Law & Order

Legislation Introduced to Ban E15 Ethanol and Improve the Renewable Fuel Standard

By SEMA Washington, D.C., Staff

A SEMA-supported bill (HR 1462) has been introduced in the U.S. House of Representatives to reform the Renewable Fuel Standard (RFS). The current RFS mandates that an increasing amount of ethanol or other biofuels be blended into gasoline each year—levels that are now becoming unattainable in a free marketplace. Congress enacted the RFS in 2005 and then dramatically expanded the volume of renewables to be blended each year, from 9 billion gallons in 2008 to 36 billion gallons by 2022.

The RFS has been the driving force behind a decision by the U.S. Environmental Protection Agency (EPA) to allow the content of ethanol in gasoline to rise from 10% (E10) to 15% (E15) ethanol. E15 will then become the way refiners meet RFS mandates. In addition, the RFS requires fuel producers to meet unattainable mandates for other types of biofuels, such as cellulosic ethanol (wood, grasses and other agricultural byproducts) that have not yet been developed.

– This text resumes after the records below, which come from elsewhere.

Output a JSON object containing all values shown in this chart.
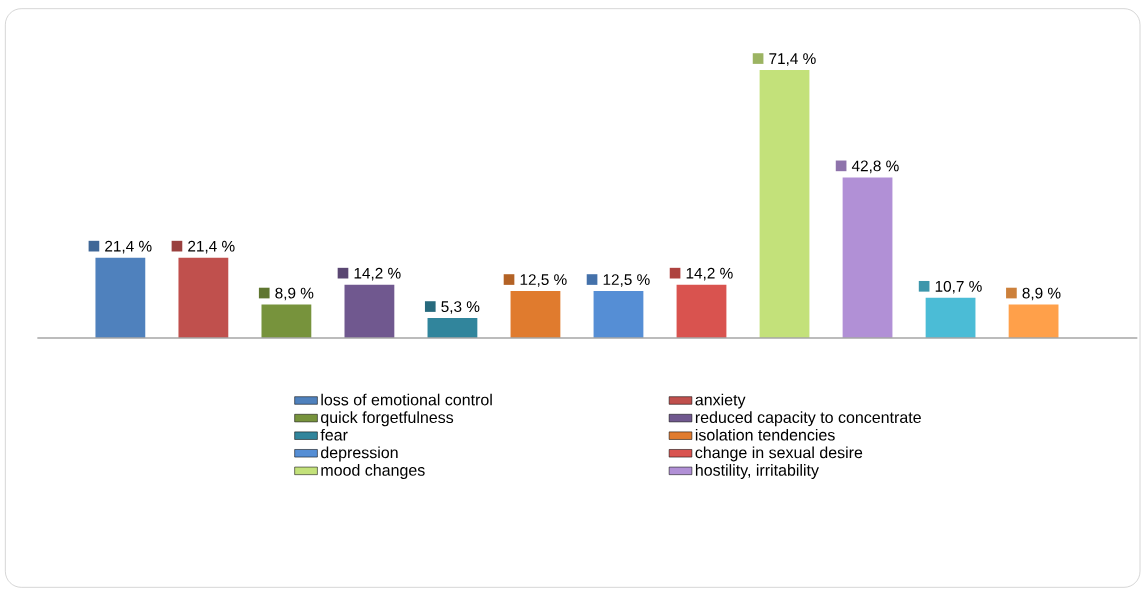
{
  "chart_data": {
    "type": "bar",
    "categories": [
      null,
      null,
      null,
      null,
      null,
      null,
      null,
      null,
      null,
      null,
      null,
      null
    ],
    "series": [
      {
        "name": "loss of emotional control",
        "color": "#4f81bd",
        "values": [
          21.4,
          null,
          null,
          null,
          null,
          null,
          null,
          null,
          null,
          null,
          null,
          null
        ],
        "value_labels": [
          "21,4 %",
          null,
          null,
          null,
          null,
          null,
          null,
          null,
          null,
          null,
          null,
          null
        ]
      },
      {
        "name": "anxiety",
        "color": "#c0504d",
        "values": [
          null,
          21.4,
          null,
          null,
          null,
          null,
          null,
          null,
          null,
          null,
          null,
          null
        ],
        "value_labels": [
          null,
          "21,4 %",
          null,
          null,
          null,
          null,
          null,
          null,
          null,
          null,
          null,
          null
        ]
      },
      {
        "name": "quick forgetfulness",
        "color": "#77933c",
        "values": [
          null,
          null,
          8.9,
          null,
          null,
          null,
          null,
          null,
          null,
          null,
          null,
          null
        ],
        "value_labels": [
          null,
          null,
          "8,9 %",
          null,
          null,
          null,
          null,
          null,
          null,
          null,
          null,
          null
        ]
      },
      {
        "name": "reduced capacity to concentrate",
        "color": "#70588f",
        "values": [
          null,
          null,
          null,
          14.2,
          null,
          null,
          null,
          null,
          null,
          null,
          null,
          null
        ],
        "value_labels": [
          null,
          null,
          null,
          "14,2 %",
          null,
          null,
          null,
          null,
          null,
          null,
          null,
          null
        ]
      },
      {
        "name": "fear",
        "color": "#31859c",
        "values": [
          null,
          null,
          null,
          null,
          5.3,
          null,
          null,
          null,
          null,
          null,
          null,
          null
        ],
        "value_labels": [
          null,
          null,
          null,
          null,
          "5,3 %",
          null,
          null,
          null,
          null,
          null,
          null,
          null
        ]
      },
      {
        "name": "isolation tendencies",
        "color": "#e07b2e",
        "values": [
          null,
          null,
          null,
          null,
          null,
          12.5,
          null,
          null,
          null,
          null,
          null,
          null
        ],
        "value_labels": [
          null,
          null,
          null,
          null,
          null,
          "12,5 %",
          null,
          null,
          null,
          null,
          null,
          null
        ]
      },
      {
        "name": "depression",
        "color": "#558ed5",
        "values": [
          null,
          null,
          null,
          null,
          null,
          null,
          12.5,
          null,
          null,
          null,
          null,
          null
        ],
        "value_labels": [
          null,
          null,
          null,
          null,
          null,
          null,
          "12,5 %",
          null,
          null,
          null,
          null,
          null
        ]
      },
      {
        "name": "change in sexual desire",
        "color": "#d9534f",
        "values": [
          null,
          null,
          null,
          null,
          null,
          null,
          null,
          14.2,
          null,
          null,
          null,
          null
        ],
        "value_labels": [
          null,
          null,
          null,
          null,
          null,
          null,
          null,
          "14,2 %",
          null,
          null,
          null,
          null
        ]
      },
      {
        "name": "mood changes",
        "color": "#c3e17a",
        "values": [
          null,
          null,
          null,
          null,
          null,
          null,
          null,
          null,
          71.4,
          null,
          null,
          null
        ],
        "value_labels": [
          null,
          null,
          null,
          null,
          null,
          null,
          null,
          null,
          "71,4 %",
          null,
          null,
          null
        ]
      },
      {
        "name": "hostility, irritability",
        "color": "#b190d6",
        "values": [
          null,
          null,
          null,
          null,
          null,
          null,
          null,
          null,
          null,
          42.8,
          null,
          null
        ],
        "value_labels": [
          null,
          null,
          null,
          null,
          null,
          null,
          null,
          null,
          null,
          "42,8 %",
          null,
          null
        ]
      },
      {
        "color": "#4bbcd6",
        "values": [
          null,
          null,
          null,
          null,
          null,
          null,
          null,
          null,
          null,
          null,
          10.7,
          null
        ],
        "value_labels": [
          null,
          null,
          null,
          null,
          null,
          null,
          null,
          null,
          null,
          null,
          "10,7 %",
          null
        ]
      },
      {
        "color": "#ffa04a",
        "values": [
          null,
          null,
          null,
          null,
          null,
          null,
          null,
          null,
          null,
          null,
          null,
          8.9
        ],
        "value_labels": [
          null,
          null,
          null,
          null,
          null,
          null,
          null,
          null,
          null,
          null,
          null,
          "8,9 %"
        ]
      }
    ],
    "stacked": true,
    "legend": "bottom"
  }
}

HR 1462 aims to reform the RFS by eliminating corn-based ethanol requirements, reducing the requirements of cellulosic ethanol and banning E15 in the marketplace. SEMA supports this effort to responsibly reform the RFS to eliminate the threats to older vehicles posed by E15 gasoline. SEMA supports additional legislation, HR 875 and S. 344 to halt E15 sales.